Hi all, I have been a member of Slippertalk for 14 years, but never really participate.
I need help with multifloral paph. I have grown a very small numbers of them, so far, I have never lost one. I keep in the dry side.
However, I happened to watch Norman Fang podcast regarding multifloral paphs. He said if we are not sure whether to water them or not, we should just water them.
From your experiences, should multifloral paphs be kept at more moist side or dry side? Really appreciate any respond.

PaphGuy!


----------



## Linus_Cello (Sep 20, 2022)

If it's warm, moist; if cold, dry.


----------



## emydura (Sep 21, 2022)

I watched that Norman Fang video too. 

The advice that you generally hear in relation to watering is, if in doubt don't water. All the warnings are about the dangers of too much watering. I was petrified to turn the tap on. The result was for the first 10 years, I grossly under-watered my Paphs. I agree with Norman. If in doubt, water. Multi-florals in particular love water. I think your plants will do best when you start getting green moss growing over the top of your mix. Your mix needs to be kept quite moist for that to happen and not dry out too much. To get multi-florals with high flower counts, you need big leaves and to get big leaves your plants need a lot of water. Just make sure you repot regularly so the potting mix doesn't break down, otherwise you will rot the roots.


----------



## Ozpaph (Sep 21, 2022)

and fertilize. Per Ray, I aim for 100ppm Nitrogen.


----------



## Ray (Sep 21, 2022)

I have concluded that “grow on the dry side” is yet another residual byproduct of the fallacious “orchids must dry out between waterings”. One apparent important factor is airiness, or if you prefer, the air/water ratio (AWR). Another is exposure duration, which may work counter to that ratio.

A vanda in an open basket has an infinite air supply, so needs a LOT of water to compensate. Also, since there is no medium to hold water for future uptake, the exposure duration (and volume held) is only that caught by the velamen during watering (and that has an impact of feeding, too).

Paphs, on the other hand, tend to grow with their roots spread widely in that soil/leaf litter interface on the forest floor. The amount of moisture held there tends to be limited - still airy but a lower air/water ratio than that of a vanda - and the moisture level is relatively constant, after a rainfall trickles away.

That said, while every plant has its own ideal AWR, they all have some flexibility in it, once the roots have grown to function optimally with a different one.

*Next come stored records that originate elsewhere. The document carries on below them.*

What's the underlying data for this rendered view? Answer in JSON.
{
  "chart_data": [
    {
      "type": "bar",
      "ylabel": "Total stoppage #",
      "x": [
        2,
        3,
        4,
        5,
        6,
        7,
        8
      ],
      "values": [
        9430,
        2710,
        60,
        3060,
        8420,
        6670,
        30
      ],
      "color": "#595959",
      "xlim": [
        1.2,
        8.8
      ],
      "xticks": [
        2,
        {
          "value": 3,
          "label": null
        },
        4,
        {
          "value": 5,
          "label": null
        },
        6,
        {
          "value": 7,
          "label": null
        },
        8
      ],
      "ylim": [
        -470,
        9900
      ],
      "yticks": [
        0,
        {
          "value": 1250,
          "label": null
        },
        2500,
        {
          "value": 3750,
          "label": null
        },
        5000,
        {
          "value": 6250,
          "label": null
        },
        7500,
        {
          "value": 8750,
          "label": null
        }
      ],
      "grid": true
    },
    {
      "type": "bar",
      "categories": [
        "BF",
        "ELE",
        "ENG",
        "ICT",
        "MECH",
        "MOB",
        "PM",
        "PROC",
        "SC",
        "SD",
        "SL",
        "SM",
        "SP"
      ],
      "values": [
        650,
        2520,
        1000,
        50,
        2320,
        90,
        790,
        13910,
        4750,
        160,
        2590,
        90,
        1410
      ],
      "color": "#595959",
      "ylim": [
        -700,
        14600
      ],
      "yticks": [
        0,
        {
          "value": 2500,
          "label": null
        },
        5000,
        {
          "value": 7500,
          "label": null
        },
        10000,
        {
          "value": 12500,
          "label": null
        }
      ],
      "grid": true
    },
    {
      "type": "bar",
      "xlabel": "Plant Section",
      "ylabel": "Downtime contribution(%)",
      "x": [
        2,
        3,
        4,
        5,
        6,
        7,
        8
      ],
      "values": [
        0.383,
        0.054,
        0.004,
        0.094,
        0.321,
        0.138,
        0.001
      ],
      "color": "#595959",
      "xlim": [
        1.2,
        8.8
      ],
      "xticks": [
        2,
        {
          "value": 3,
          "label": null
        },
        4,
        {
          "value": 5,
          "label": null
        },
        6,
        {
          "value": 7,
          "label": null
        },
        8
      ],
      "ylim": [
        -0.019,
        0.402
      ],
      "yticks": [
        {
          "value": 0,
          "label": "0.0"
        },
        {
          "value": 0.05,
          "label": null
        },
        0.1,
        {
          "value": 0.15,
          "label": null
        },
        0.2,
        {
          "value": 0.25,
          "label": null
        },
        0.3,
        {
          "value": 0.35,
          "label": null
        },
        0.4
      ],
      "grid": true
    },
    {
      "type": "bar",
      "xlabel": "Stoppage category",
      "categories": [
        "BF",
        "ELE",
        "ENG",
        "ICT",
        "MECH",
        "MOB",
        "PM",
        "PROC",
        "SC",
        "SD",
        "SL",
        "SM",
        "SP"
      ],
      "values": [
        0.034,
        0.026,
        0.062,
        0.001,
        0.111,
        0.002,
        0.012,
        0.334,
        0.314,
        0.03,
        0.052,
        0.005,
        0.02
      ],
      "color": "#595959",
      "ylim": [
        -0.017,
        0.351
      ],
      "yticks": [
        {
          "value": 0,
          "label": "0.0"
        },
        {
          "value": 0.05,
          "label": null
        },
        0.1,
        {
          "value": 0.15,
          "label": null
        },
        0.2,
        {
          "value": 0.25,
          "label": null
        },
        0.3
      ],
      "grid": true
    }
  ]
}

The bottom line is that water is the true driving force for growth. An infrequent contributor here, Naoki Takebayashi, a professor at U of Alaska, Anchorage, once sent me the calculations of the chemical processes that fix carbon in plants - that is, growth. In order for a plant to add one pound of mass (and that’s a long time with most orchids), it must absorb and process about 200 pounds of water, but only about 5 grams of NPK fertilizer. Then if we add transpiration losses to that, which has been estimated to be 95+% of the water absorbed, that would mean that a plant must absorb about *5 tons* of water to gain that pound. I don’t know how well that transpiration percentage applies to paphs or orchids in general, but it is bound to be a significant multiplier, no matter what. Then let’s add to that the amount of water that just pours through our pots!

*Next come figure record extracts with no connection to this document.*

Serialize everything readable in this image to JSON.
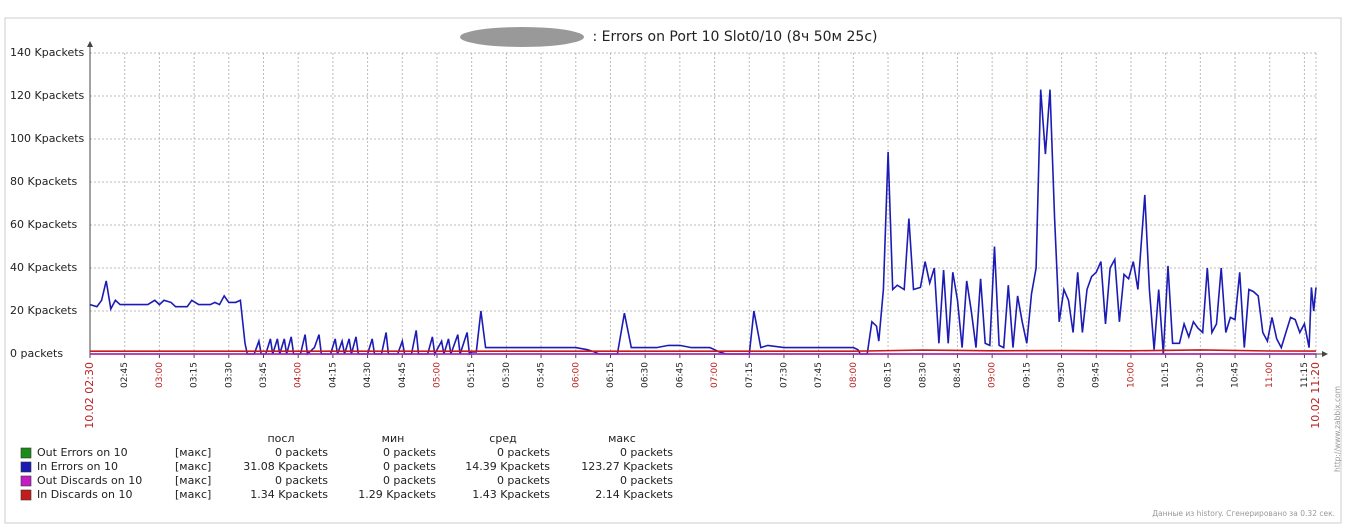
{
  "chart_data": {
    "type": "line",
    "title": ": Errors on Port 10 Slot0/10 (8ч 50м 25с)",
    "xlim": [
      "02:30",
      "11:20"
    ],
    "xticks": [
      {
        "value": "02:30",
        "label": "10.02 02:30"
      },
      "02:45",
      "03:00",
      "03:15",
      "03:30",
      "03:45",
      "04:00",
      "04:15",
      "04:30",
      "04:45",
      "05:00",
      "05:15",
      "05:30",
      "05:45",
      "06:00",
      "06:15",
      "06:30",
      "06:45",
      "07:00",
      "07:15",
      "07:30",
      "07:45",
      "08:00",
      "08:15",
      "08:30",
      "08:45",
      "09:00",
      "09:15",
      "09:30",
      "09:45",
      "10:00",
      "10:15",
      "10:30",
      "10:45",
      "11:00",
      "11:15",
      {
        "value": "11:20",
        "label": "10.02 11:20"
      }
    ],
    "ylim": [
      0,
      140
    ],
    "yticks": [
      {
        "value": 0,
        "label": "0 packets"
      },
      {
        "value": 20,
        "label": "20 Kpackets"
      },
      {
        "value": 40,
        "label": "40 Kpackets"
      },
      {
        "value": 60,
        "label": "60 Kpackets"
      },
      {
        "value": 80,
        "label": "80 Kpackets"
      },
      {
        "value": 100,
        "label": "100 Kpackets"
      },
      {
        "value": 120,
        "label": "120 Kpackets"
      },
      {
        "value": 140,
        "label": "140 Kpackets"
      }
    ],
    "grid": true,
    "legend_headers": [
      "посл",
      "мин",
      "сред",
      "макс"
    ],
    "series": [
      {
        "name": "Out Errors on 10",
        "color": "#1a8c1a",
        "func": "[макс]",
        "stats": [
          "0 packets",
          "0 packets",
          "0 packets",
          "0 packets"
        ],
        "x": [
          "02:30",
          "11:20"
        ],
        "values": [
          0,
          0
        ]
      },
      {
        "name": "In Errors on  10",
        "color": "#1c1cb4",
        "func": "[макс]",
        "stats": [
          "31.08 Kpackets",
          "0 packets",
          "14.39 Kpackets",
          "123.27 Kpackets"
        ],
        "x": [
          "02:30",
          "02:33",
          "02:35",
          "02:37",
          "02:39",
          "02:41",
          "02:43",
          "02:50",
          "02:55",
          "02:58",
          "03:00",
          "03:02",
          "03:05",
          "03:07",
          "03:12",
          "03:14",
          "03:17",
          "03:22",
          "03:24",
          "03:26",
          "03:28",
          "03:30",
          "03:33",
          "03:35",
          "03:37",
          "03:38",
          "03:41",
          "03:43",
          "03:44",
          "03:46",
          "03:48",
          "03:49",
          "03:51",
          "03:52",
          "03:54",
          "03:55",
          "03:57",
          "03:58",
          "04:01",
          "04:03",
          "04:04",
          "04:07",
          "04:09",
          "04:10",
          "04:14",
          "04:16",
          "04:17",
          "04:19",
          "04:20",
          "04:22",
          "04:23",
          "04:25",
          "04:26",
          "04:30",
          "04:32",
          "04:33",
          "04:36",
          "04:38",
          "04:39",
          "04:43",
          "04:45",
          "04:46",
          "04:49",
          "04:51",
          "04:52",
          "04:56",
          "04:58",
          "04:59",
          "05:02",
          "05:03",
          "05:05",
          "05:06",
          "05:09",
          "05:10",
          "05:13",
          "05:14",
          "05:15",
          "05:17",
          "05:19",
          "05:21",
          "05:30",
          "05:45",
          "05:55",
          "06:00",
          "06:05",
          "06:08",
          "06:10",
          "06:18",
          "06:21",
          "06:24",
          "06:30",
          "06:35",
          "06:40",
          "06:45",
          "06:50",
          "06:58",
          "07:00",
          "07:02",
          "07:05",
          "07:15",
          "07:17",
          "07:20",
          "07:23",
          "07:30",
          "07:40",
          "07:50",
          "08:00",
          "08:02",
          "08:03",
          "08:06",
          "08:08",
          "08:10",
          "08:11",
          "08:13",
          "08:15",
          "08:17",
          "08:19",
          "08:22",
          "08:24",
          "08:26",
          "08:29",
          "08:31",
          "08:33",
          "08:35",
          "08:37",
          "08:39",
          "08:41",
          "08:43",
          "08:45",
          "08:47",
          "08:49",
          "08:51",
          "08:53",
          "08:55",
          "08:57",
          "08:59",
          "09:01",
          "09:03",
          "09:05",
          "09:07",
          "09:09",
          "09:11",
          "09:13",
          "09:15",
          "09:17",
          "09:19",
          "09:21",
          "09:23",
          "09:25",
          "09:27",
          "09:29",
          "09:31",
          "09:33",
          "09:35",
          "09:37",
          "09:39",
          "09:41",
          "09:43",
          "09:45",
          "09:47",
          "09:49",
          "09:51",
          "09:53",
          "09:55",
          "09:57",
          "09:59",
          "10:01",
          "10:03",
          "10:06",
          "10:08",
          "10:10",
          "10:12",
          "10:14",
          "10:16",
          "10:18",
          "10:21",
          "10:23",
          "10:25",
          "10:27",
          "10:29",
          "10:31",
          "10:33",
          "10:35",
          "10:37",
          "10:39",
          "10:41",
          "10:43",
          "10:45",
          "10:47",
          "10:49",
          "10:51",
          "10:53",
          "10:55",
          "10:57",
          "10:59",
          "11:01",
          "11:03",
          "11:05",
          "11:07",
          "11:09",
          "11:11",
          "11:13",
          "11:15",
          "11:17",
          "11:18",
          "11:19",
          "11:20"
        ],
        "values": [
          23,
          22,
          25,
          34,
          21,
          25,
          23,
          23,
          23,
          25,
          23,
          25,
          24,
          22,
          22,
          25,
          23,
          23,
          24,
          23,
          27,
          24,
          24,
          25,
          5,
          0,
          0,
          6,
          0,
          0,
          7,
          0,
          7,
          0,
          7,
          0,
          8,
          0,
          0,
          9,
          0,
          3,
          9,
          0,
          0,
          7,
          0,
          6,
          0,
          7,
          0,
          8,
          0,
          0,
          7,
          0,
          0,
          10,
          0,
          0,
          6,
          0,
          0,
          11,
          0,
          0,
          8,
          0,
          6,
          0,
          7,
          0,
          9,
          0,
          10,
          0,
          1,
          1,
          20,
          3,
          3,
          3,
          3,
          3,
          2,
          1,
          0,
          0,
          19,
          3,
          3,
          3,
          4,
          4,
          3,
          3,
          2,
          1,
          0,
          0,
          20,
          3,
          4,
          3,
          3,
          3,
          3,
          2,
          0,
          0,
          15,
          13,
          6,
          30,
          94,
          30,
          32,
          30,
          63,
          30,
          31,
          43,
          33,
          40,
          5,
          39,
          5,
          38,
          25,
          3,
          34,
          20,
          3,
          35,
          5,
          4,
          50,
          4,
          3,
          32,
          3,
          27,
          15,
          5,
          28,
          40,
          123,
          93,
          123,
          63,
          15,
          30,
          25,
          10,
          38,
          10,
          30,
          36,
          38,
          43,
          14,
          40,
          44,
          15,
          37,
          35,
          43,
          30,
          74,
          30,
          2,
          30,
          0,
          41,
          5,
          5,
          14,
          8,
          15,
          12,
          10,
          40,
          10,
          14,
          40,
          10,
          17,
          16,
          38,
          3,
          30,
          29,
          27,
          10,
          6,
          17,
          7,
          3,
          10,
          17,
          16,
          10,
          14,
          3,
          31,
          20,
          31
        ]
      },
      {
        "name": "Out Discards on 10",
        "color": "#c41cc4",
        "func": "[макс]",
        "stats": [
          "0 packets",
          "0 packets",
          "0 packets",
          "0 packets"
        ],
        "x": [
          "02:30",
          "11:20"
        ],
        "values": [
          0,
          0
        ]
      },
      {
        "name": "In Discards on 10",
        "color": "#c41c1c",
        "func": "[макс]",
        "stats": [
          "1.34 Kpackets",
          "1.29 Kpackets",
          "1.43 Kpackets",
          "2.14 Kpackets"
        ],
        "x": [
          "02:30",
          "05:00",
          "08:00",
          "08:30",
          "09:00",
          "09:30",
          "10:00",
          "10:30",
          "11:00",
          "11:20"
        ],
        "values": [
          1.3,
          1.3,
          1.3,
          1.8,
          1.5,
          1.6,
          1.5,
          1.9,
          1.4,
          1.34
        ]
      }
    ],
    "footer": "Данные из history. Сгенерировано за 0.32 сек.",
    "watermark": "http://www.zabbix.com"
  }
}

Use an airy medium and pour it on!


----------



## Mafate (Sep 21, 2022)

Ozpaph said:


> and fertilize. Per Ray, I aim for 100ppm Nitrogen.

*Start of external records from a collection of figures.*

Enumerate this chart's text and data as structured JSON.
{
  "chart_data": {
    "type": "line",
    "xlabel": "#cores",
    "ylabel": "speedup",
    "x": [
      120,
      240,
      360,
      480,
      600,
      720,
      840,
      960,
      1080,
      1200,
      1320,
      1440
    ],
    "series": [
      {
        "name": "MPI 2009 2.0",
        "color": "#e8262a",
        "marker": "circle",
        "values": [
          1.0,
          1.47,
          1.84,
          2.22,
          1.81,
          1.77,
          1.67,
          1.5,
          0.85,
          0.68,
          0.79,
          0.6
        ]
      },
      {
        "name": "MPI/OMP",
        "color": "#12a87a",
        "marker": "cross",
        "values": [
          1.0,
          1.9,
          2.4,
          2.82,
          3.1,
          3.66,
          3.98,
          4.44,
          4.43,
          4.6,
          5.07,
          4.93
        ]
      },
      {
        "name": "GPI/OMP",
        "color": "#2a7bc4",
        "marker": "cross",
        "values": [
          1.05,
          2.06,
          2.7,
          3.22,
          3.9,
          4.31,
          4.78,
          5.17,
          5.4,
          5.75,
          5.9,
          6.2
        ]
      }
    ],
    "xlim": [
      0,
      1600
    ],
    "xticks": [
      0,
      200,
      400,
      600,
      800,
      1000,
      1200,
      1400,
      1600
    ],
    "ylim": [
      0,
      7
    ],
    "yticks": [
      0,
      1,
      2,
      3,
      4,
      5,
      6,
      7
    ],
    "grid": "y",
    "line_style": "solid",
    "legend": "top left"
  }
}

Hi, what do you mean when you say "Per Ray"? Sorry, I am French and my English is not that good...


----------



## southernbelle (Sep 21, 2022)

Mafate said:


> Hi, what do you mean when you say "Per Ray"? Sorry, I am French and my English is not that good...


Ray Barkalow “Ray” who posted above. His website First Rays has a lot of excellent info.


----------



## Ozpaph (Sep 23, 2022)

Go to Ray's website; sound advice


----------